ECS agent should be running after instance boot.

Observed Behavior

See description.

Environment Details

EC2 instance running AMI: amzn2-ami-ecs-hvm-2.0.20201119-x86_64-ebs

Supporting Log Snippets

ellenthsu commented 3 years ago

Thanks for reporting this, we've released an updated AMI, amzn2-ami-ecs-hvm-2.0.20201125-x86_64-ebs, which contains the fix for this issue. Please let us know if you're still hitting this issue with the updated AMI.

kjkuan commented 3 years ago

Thanks @ellenthsu We willl give that a try. Just curious, is there a place where I can see the release notes with a summary of changes between the releases for the ECS optimized AMIs?

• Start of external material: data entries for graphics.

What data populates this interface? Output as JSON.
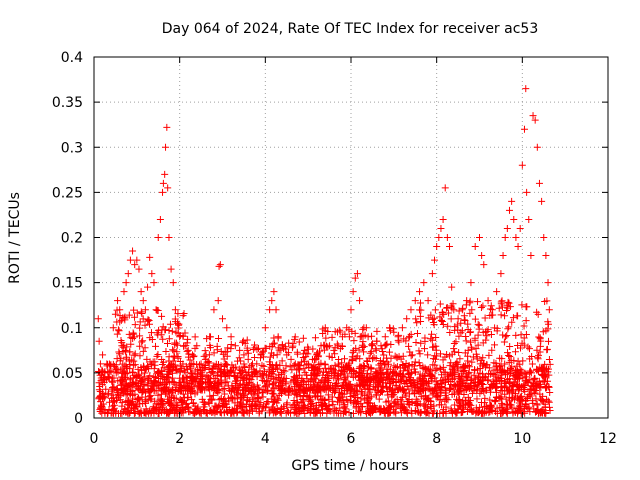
{
  "chart_data": {
    "type": "scatter",
    "title": "Day 064 of 2024, Rate Of TEC Index for receiver ac53",
    "xlabel": "GPS time / hours",
    "ylabel": "ROTI / TECUs",
    "xlim": [
      0,
      12
    ],
    "ylim": [
      0,
      0.4
    ],
    "xticks": [
      0,
      2,
      4,
      6,
      8,
      10,
      12
    ],
    "xtick_labels": [
      "0",
      "2",
      "4",
      "6",
      "8",
      "10",
      "12"
    ],
    "yticks": [
      0,
      0.05,
      0.1,
      0.15,
      0.2,
      0.25,
      0.3,
      0.35,
      0.4
    ],
    "ytick_labels": [
      "0",
      "0.05",
      "0.1",
      "0.15",
      "0.2",
      "0.25",
      "0.3",
      "0.35",
      "0.4"
    ],
    "grid": true,
    "marker": "+",
    "color": "#ff0000",
    "series": [
      {
        "name": "ROTI",
        "points": [
          [
            0.1,
            0.11
          ],
          [
            0.12,
            0.085
          ],
          [
            0.15,
            0.06
          ],
          [
            0.2,
            0.07
          ],
          [
            0.25,
            0.05
          ],
          [
            0.3,
            0.06
          ],
          [
            0.35,
            0.045
          ],
          [
            0.45,
            0.1
          ],
          [
            0.5,
            0.115
          ],
          [
            0.55,
            0.13
          ],
          [
            0.6,
            0.12
          ],
          [
            0.65,
            0.08
          ],
          [
            0.7,
            0.14
          ],
          [
            0.75,
            0.15
          ],
          [
            0.8,
            0.16
          ],
          [
            0.85,
            0.175
          ],
          [
            0.9,
            0.185
          ],
          [
            0.95,
            0.17
          ],
          [
            1.0,
            0.175
          ],
          [
            1.05,
            0.165
          ],
          [
            1.1,
            0.14
          ],
          [
            1.15,
            0.13
          ],
          [
            1.2,
            0.12
          ],
          [
            1.25,
            0.145
          ],
          [
            1.3,
            0.178
          ],
          [
            1.35,
            0.16
          ],
          [
            1.4,
            0.15
          ],
          [
            1.45,
            0.12
          ],
          [
            1.5,
            0.2
          ],
          [
            1.55,
            0.22
          ],
          [
            1.6,
            0.25
          ],
          [
            1.62,
            0.26
          ],
          [
            1.65,
            0.27
          ],
          [
            1.67,
            0.3
          ],
          [
            1.7,
            0.322
          ],
          [
            1.72,
            0.255
          ],
          [
            1.75,
            0.2
          ],
          [
            1.8,
            0.165
          ],
          [
            1.85,
            0.15
          ],
          [
            1.9,
            0.12
          ],
          [
            1.95,
            0.105
          ],
          [
            2.0,
            0.09
          ],
          [
            2.1,
            0.08
          ],
          [
            2.2,
            0.075
          ],
          [
            2.3,
            0.07
          ],
          [
            2.4,
            0.08
          ],
          [
            2.5,
            0.06
          ],
          [
            2.6,
            0.065
          ],
          [
            2.7,
            0.09
          ],
          [
            2.8,
            0.12
          ],
          [
            2.9,
            0.13
          ],
          [
            2.92,
            0.168
          ],
          [
            2.95,
            0.17
          ],
          [
            3.0,
            0.11
          ],
          [
            3.1,
            0.1
          ],
          [
            3.2,
            0.09
          ],
          [
            3.3,
            0.08
          ],
          [
            3.4,
            0.075
          ],
          [
            3.5,
            0.07
          ],
          [
            3.6,
            0.065
          ],
          [
            3.7,
            0.06
          ],
          [
            3.8,
            0.06
          ],
          [
            3.9,
            0.07
          ],
          [
            4.0,
            0.1
          ],
          [
            4.1,
            0.12
          ],
          [
            4.15,
            0.13
          ],
          [
            4.2,
            0.14
          ],
          [
            4.25,
            0.12
          ],
          [
            4.3,
            0.09
          ],
          [
            4.4,
            0.08
          ],
          [
            4.5,
            0.07
          ],
          [
            4.6,
            0.065
          ],
          [
            4.7,
            0.06
          ],
          [
            4.8,
            0.058
          ],
          [
            4.9,
            0.055
          ],
          [
            5.0,
            0.06
          ],
          [
            5.1,
            0.065
          ],
          [
            5.2,
            0.07
          ],
          [
            5.3,
            0.08
          ],
          [
            5.4,
            0.1
          ],
          [
            5.5,
            0.08
          ],
          [
            5.6,
            0.075
          ],
          [
            5.7,
            0.08
          ],
          [
            5.8,
            0.09
          ],
          [
            5.9,
            0.1
          ],
          [
            6.0,
            0.12
          ],
          [
            6.05,
            0.14
          ],
          [
            6.1,
            0.155
          ],
          [
            6.15,
            0.16
          ],
          [
            6.2,
            0.13
          ],
          [
            6.3,
            0.1
          ],
          [
            6.4,
            0.09
          ],
          [
            6.5,
            0.08
          ],
          [
            6.6,
            0.085
          ],
          [
            6.7,
            0.08
          ],
          [
            6.8,
            0.09
          ],
          [
            6.9,
            0.1
          ],
          [
            7.0,
            0.095
          ],
          [
            7.1,
            0.09
          ],
          [
            7.2,
            0.1
          ],
          [
            7.3,
            0.11
          ],
          [
            7.4,
            0.12
          ],
          [
            7.5,
            0.13
          ],
          [
            7.6,
            0.14
          ],
          [
            7.7,
            0.15
          ],
          [
            7.8,
            0.13
          ],
          [
            7.9,
            0.16
          ],
          [
            7.95,
            0.175
          ],
          [
            8.0,
            0.19
          ],
          [
            8.05,
            0.2
          ],
          [
            8.1,
            0.21
          ],
          [
            8.15,
            0.22
          ],
          [
            8.2,
            0.255
          ],
          [
            8.25,
            0.2
          ],
          [
            8.3,
            0.19
          ],
          [
            8.35,
            0.145
          ],
          [
            8.4,
            0.12
          ],
          [
            8.5,
            0.11
          ],
          [
            8.6,
            0.12
          ],
          [
            8.7,
            0.13
          ],
          [
            8.8,
            0.15
          ],
          [
            8.9,
            0.19
          ],
          [
            9.0,
            0.2
          ],
          [
            9.05,
            0.18
          ],
          [
            9.1,
            0.17
          ],
          [
            9.2,
            0.13
          ],
          [
            9.3,
            0.12
          ],
          [
            9.4,
            0.14
          ],
          [
            9.5,
            0.16
          ],
          [
            9.55,
            0.18
          ],
          [
            9.6,
            0.2
          ],
          [
            9.65,
            0.21
          ],
          [
            9.7,
            0.23
          ],
          [
            9.75,
            0.24
          ],
          [
            9.8,
            0.22
          ],
          [
            9.85,
            0.2
          ],
          [
            9.9,
            0.19
          ],
          [
            9.95,
            0.21
          ],
          [
            10.0,
            0.28
          ],
          [
            10.05,
            0.32
          ],
          [
            10.08,
            0.365
          ],
          [
            10.1,
            0.25
          ],
          [
            10.15,
            0.22
          ],
          [
            10.2,
            0.18
          ],
          [
            10.25,
            0.335
          ],
          [
            10.3,
            0.33
          ],
          [
            10.35,
            0.3
          ],
          [
            10.4,
            0.26
          ],
          [
            10.45,
            0.24
          ],
          [
            10.5,
            0.2
          ],
          [
            10.55,
            0.18
          ],
          [
            10.6,
            0.15
          ],
          [
            10.63,
            0.12
          ]
        ]
      }
    ],
    "background_density": [
      {
        "x_start": 0.1,
        "x_end": 10.65,
        "y_min": 0.005,
        "y_max": 0.06,
        "count": 1800
      },
      {
        "x_start": 0.5,
        "x_end": 2.2,
        "y_min": 0.03,
        "y_max": 0.12,
        "count": 260
      },
      {
        "x_start": 2.2,
        "x_end": 5.3,
        "y_min": 0.03,
        "y_max": 0.09,
        "count": 320
      },
      {
        "x_start": 5.3,
        "x_end": 7.5,
        "y_min": 0.03,
        "y_max": 0.1,
        "count": 280
      },
      {
        "x_start": 7.5,
        "x_end": 10.65,
        "y_min": 0.03,
        "y_max": 0.13,
        "count": 420
      }
    ]
  }
}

yhlee-aws commented 3 years ago

@kjkuan the release pages along with AWS doc should provide the information: https://github.com/aws/amazon-ecs-agent/releases https://github.com/aws/amazon-ecs-init/releases https://docs.aws.amazon.com/AmazonECS/latest/developerguide/ecs-ami-versions.html

kjkuan commented 3 years ago

The issue hasn't happened since we switched to the new AMI. Thanks! Closing this issue.